A federal appeals court reversed convictions for two parents who were found guilty of fraud in the Varsity Blues college-admissions cheating case, highlighting the contentious legal claims underpinning the charges. In 2021, a A jury found Gamal Abdelaziz and John Wilson guilty of conspiracy to commit fraud and bribery involving a school that receives federal funds, the University of Southern California. Prosecutors alleged they had worked with corrupt college counselor William “Rick” Singer to make illicit payments and pretend their children were star athletes to secure spots for them at the school. The U.S. Court of Appeals for the First Circuit cleared Abdelaziz entirely, and approved only one tax fraud charge against Wilson, reports the Wall Street Journal.

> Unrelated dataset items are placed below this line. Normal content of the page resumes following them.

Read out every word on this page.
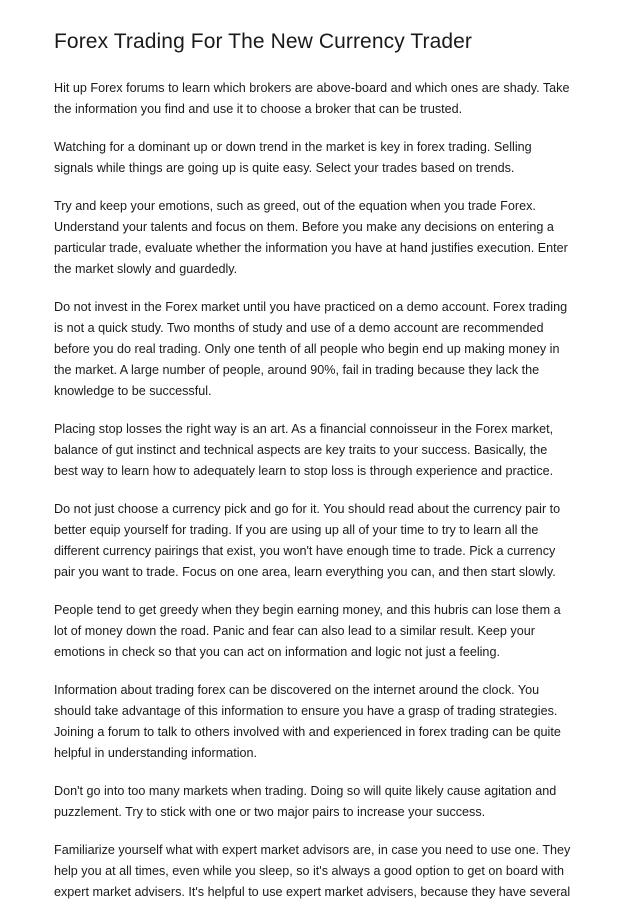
Forex Trading For The New Currency Trader

Hit up Forex forums to learn which brokers are above-board and which ones are shady. Take
the information you find and use it to choose a broker that can be trusted.

Watching for a dominant up or down trend in the market is key in forex trading. Selling
signals while things are going up is quite easy. Select your trades based on trends.

Try and keep your emotions, such as greed, out of the equation when you trade Forex.
Understand your talents and focus on them. Before you make any decisions on entering a
particular trade, evaluate whether the information you have at hand justifies execution. Enter
the market slowly and guardedly.

Do not invest in the Forex market until you have practiced on a demo account. Forex trading
is not a quick study. Two months of study and use of a demo account are recommended
before you do real trading. Only one tenth of all people who begin end up making money in
the market. A large number of people, around 90%, fail in trading because they lack the
knowledge to be successful.

Placing stop losses the right way is an art. As a financial connoisseur in the Forex market,
balance of gut instinct and technical aspects are key traits to your success. Basically, the
best way to learn how to adequately learn to stop loss is through experience and practice.

Do not just choose a currency pick and go for it. You should read about the currency pair to
better equip yourself for trading. If you are using up all of your time to try to learn all the
different currency pairings that exist, you won't have enough time to trade. Pick a currency
pair you want to trade. Focus on one area, learn everything you can, and then start slowly.

People tend to get greedy when they begin earning money, and this hubris can lose them a
lot of money down the road. Panic and fear can also lead to a similar result. Keep your
emotions in check so that you can act on information and logic not just a feeling.

Information about trading forex can be discovered on the internet around the clock. You
should take advantage of this information to ensure you have a grasp of trading strategies.
Joining a forum to talk to others involved with and experienced in forex trading can be quite
helpful in understanding information.

Don't go into too many markets when trading. Doing so will quite likely cause agitation and
puzzlement. Try to stick with one or two major pairs to increase your success.

Familiarize yourself what with expert market advisors are, in case you need to use one. They
help you at all times, even while you sleep, so it's always a good option to get on board with
expert market advisers. It's helpful to use expert market advisers, because they have several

The court ruling highlights some of the biggest challenges prosecutors faced in this sprawling criminal case: Is a college admissions slot property that can be stolen? If so, who is the victim? What makes for a conspiracy? Federal prosecutors charged more than 50 parents, coaches and others in 2019, alleging that they took part in a complex fraud and bribery scheme intended to eliminate the uncertainty attached to applying to selective colleges. Singer admitted to working with parents and others to rig teens’ SAT and ACT scores, and to bribing coaches at schools including USC, Stanford and Yale to present applicants fraudulently as recruited athletes, virtually guaranteeing they would get in. Singer pleaded guilty to four felony charges and was sentenced to 3½ years in prison. The appeals court dismissed the government’s claim that college-admissions spots should be categorically considered property that could be stolen. Most of those charged in the Varsity Blues case pleaded guilty and bypassed a trial, and the outcome for only one defendant remains uncertain.